Je vous propose donc, puisque vous allez avoir plein de temps, un gros essai accompagné d’un court roman, tous les deux sur le thème de Byzance.
L’essai est écrit non pas par un historien, mais par un spécialiste de stratégie et de géopolitique, du nom de Edward Luttwak : La grande stratégie de l’Empire Byzantin, publié chez Odile Jacob. L’empire Byzantin, issu de la partition de l’Empire Romain en 395 à la mort de l’empereur Theodose, a survécu jusqu’en 1453, c’est-à-dire près de 1000 ans de plus que l’Empire Romain d’Occident (disparu en 476). Or, la situation stratégique de l’Empire Byzantin était nettement plus défavorable que celle de l’Empire Romain d’Occident, du fait de sa forme (un croissant autour de la Méditerranée, allant de la Grèce à la Libye) et de la très grande longueur de ses interminables frontières : au nord le long du Danube avec les menaces permanentes des peuples semi-nomades dont les Huns sont les plus célèbres, à l’Est en Mésopotamie avec l’ennemi héréditaire qu’était l’empire perse des Sassanides, et au sud plus tard celle d’où viendrait la menace Arabe.

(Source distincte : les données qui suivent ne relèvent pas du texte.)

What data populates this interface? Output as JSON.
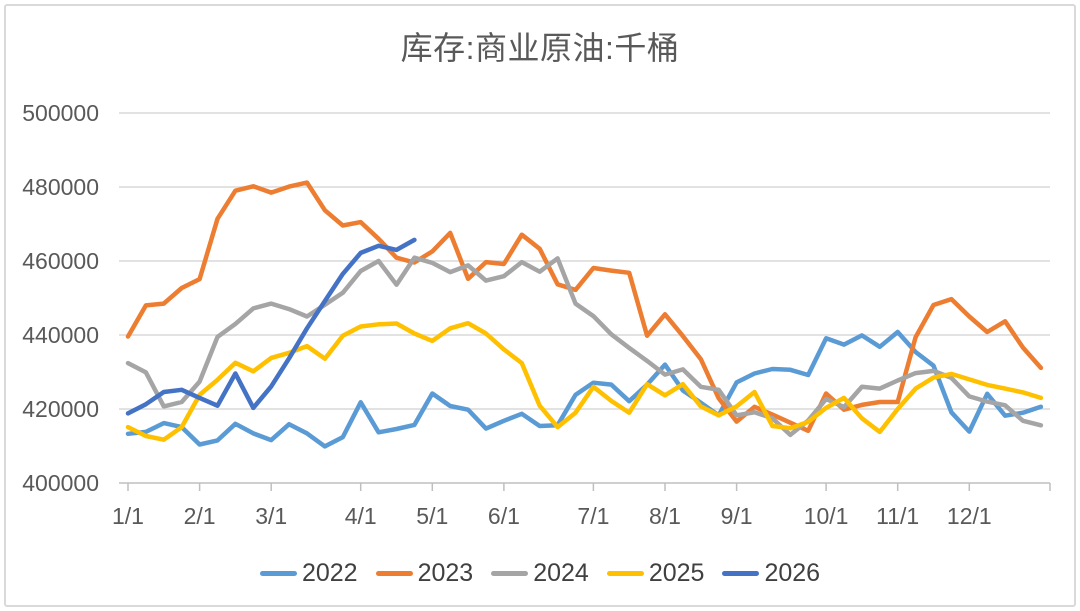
{
  "chart_data": {
    "type": "line",
    "title": "库存:商业原油:千桶",
    "unit": "千桶",
    "frequency": "weekly",
    "grid": "horizontal",
    "legend_position": "bottom",
    "x_axis": {
      "tick_labels": [
        "1/1",
        "2/1",
        "3/1",
        "4/1",
        "5/1",
        "6/1",
        "7/1",
        "8/1",
        "9/1",
        "10/1",
        "11/1",
        "12/1"
      ]
    },
    "y_axis": {
      "ticks": [
        400000,
        420000,
        440000,
        460000,
        480000,
        500000
      ],
      "lim": [
        400000,
        500000
      ]
    },
    "series": [
      {
        "name": "2022",
        "color": "#5B9BD5",
        "values": [
          413300,
          413800,
          416200,
          415100,
          410400,
          411500,
          416000,
          413400,
          411600,
          415900,
          413400,
          409900,
          412400,
          421800,
          413700,
          414600,
          415700,
          424200,
          420800,
          419800,
          414700,
          416800,
          418700,
          415400,
          415600,
          423800,
          427100,
          426600,
          422100,
          426600,
          432000,
          425000,
          421700,
          418300,
          427200,
          429600,
          430800,
          430600,
          429200,
          439100,
          437400,
          439900,
          436800,
          440800,
          435400,
          431700,
          419100,
          413900,
          424100,
          418200,
          419000,
          420600
        ]
      },
      {
        "name": "2023",
        "color": "#ED7D31",
        "values": [
          439600,
          448000,
          448500,
          452700,
          455100,
          471400,
          479000,
          480200,
          478500,
          480100,
          481200,
          473700,
          469600,
          470500,
          466000,
          460900,
          459600,
          462600,
          467600,
          455200,
          459700,
          459200,
          467100,
          463300,
          453700,
          452200,
          458100,
          457400,
          456800,
          439800,
          445600,
          439700,
          433500,
          422900,
          416600,
          420600,
          418500,
          416300,
          414100,
          424200,
          419800,
          421100,
          421900,
          421900,
          439400,
          448100,
          449700,
          445000,
          440800,
          443700,
          436600,
          431100
        ]
      },
      {
        "name": "2024",
        "color": "#A5A5A5",
        "values": [
          432400,
          429900,
          420700,
          421900,
          427400,
          439500,
          443000,
          447200,
          448500,
          447000,
          445000,
          448200,
          451400,
          457300,
          460000,
          453600,
          460900,
          459500,
          457000,
          458800,
          454700,
          455900,
          459700,
          457100,
          460700,
          448500,
          445100,
          440200,
          436500,
          433000,
          429300,
          430700,
          426000,
          425200,
          418300,
          419100,
          417500,
          413000,
          416900,
          422700,
          420500,
          426000,
          425500,
          427700,
          429700,
          430300,
          428400,
          423400,
          422000,
          421000,
          416800,
          415600
        ]
      },
      {
        "name": "2025",
        "color": "#FFC000",
        "values": [
          415100,
          412700,
          411700,
          415100,
          423800,
          427900,
          432500,
          430200,
          433800,
          435200,
          437000,
          433600,
          439800,
          442300,
          442900,
          443100,
          440400,
          438400,
          441800,
          443200,
          440400,
          436100,
          432400,
          420900,
          415100,
          419000,
          426000,
          422200,
          419000,
          426700,
          423700,
          426700,
          420700,
          418300,
          420700,
          424600,
          415400,
          414800,
          416500,
          420300,
          423000,
          417500,
          413800,
          420000,
          425500,
          428500,
          429500,
          428000,
          426500,
          425500,
          424500,
          423000
        ]
      },
      {
        "name": "2026",
        "color": "#4472C4",
        "values": [
          418800,
          421300,
          424600,
          425200,
          423000,
          420900,
          429600,
          420300,
          426100,
          433700,
          441800,
          449200,
          456500,
          462200,
          464100,
          463000,
          465700
        ]
      }
    ]
  },
  "theme": {
    "background": "#FFFFFF",
    "card_border": "#D9D9D9",
    "gridline": "#D9D9D9",
    "axis_line": "#BFBFBF",
    "axis_label": "#595959",
    "title_color": "#595959",
    "legend_text": "#404040"
  }
}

Luttwak ne fait donc pas l’histoire de l’Empire Byzantin (c’est d’ailleurs parfois un peu frustrant quand on la connait mal, car il ne prend pas la peine de refaire ne serait-ce qu’une chronologie sommaire des principaux événéments avec des cartes circonstanciées), mais il élabore une théorie très convaincante expliquant la longévité de cet empire si fragile : c’est une stratégie élaborée sur le long terme qui a permis la survivance de l’empire. En effet, très tôt, les Byzantins ont choisi de rompre avec la politique de la force brute menée usuellement par les Romains, pour préférer la politique de la diplomatie subtile : recherche d’alliances stratégiques, espionnage à grande échelle, retournement de ses ennemis les uns contre les autres, adaptation des forces armées aux menaces nouvelles, achat sans vergogne de la paix à coup de lingots d’or, etc.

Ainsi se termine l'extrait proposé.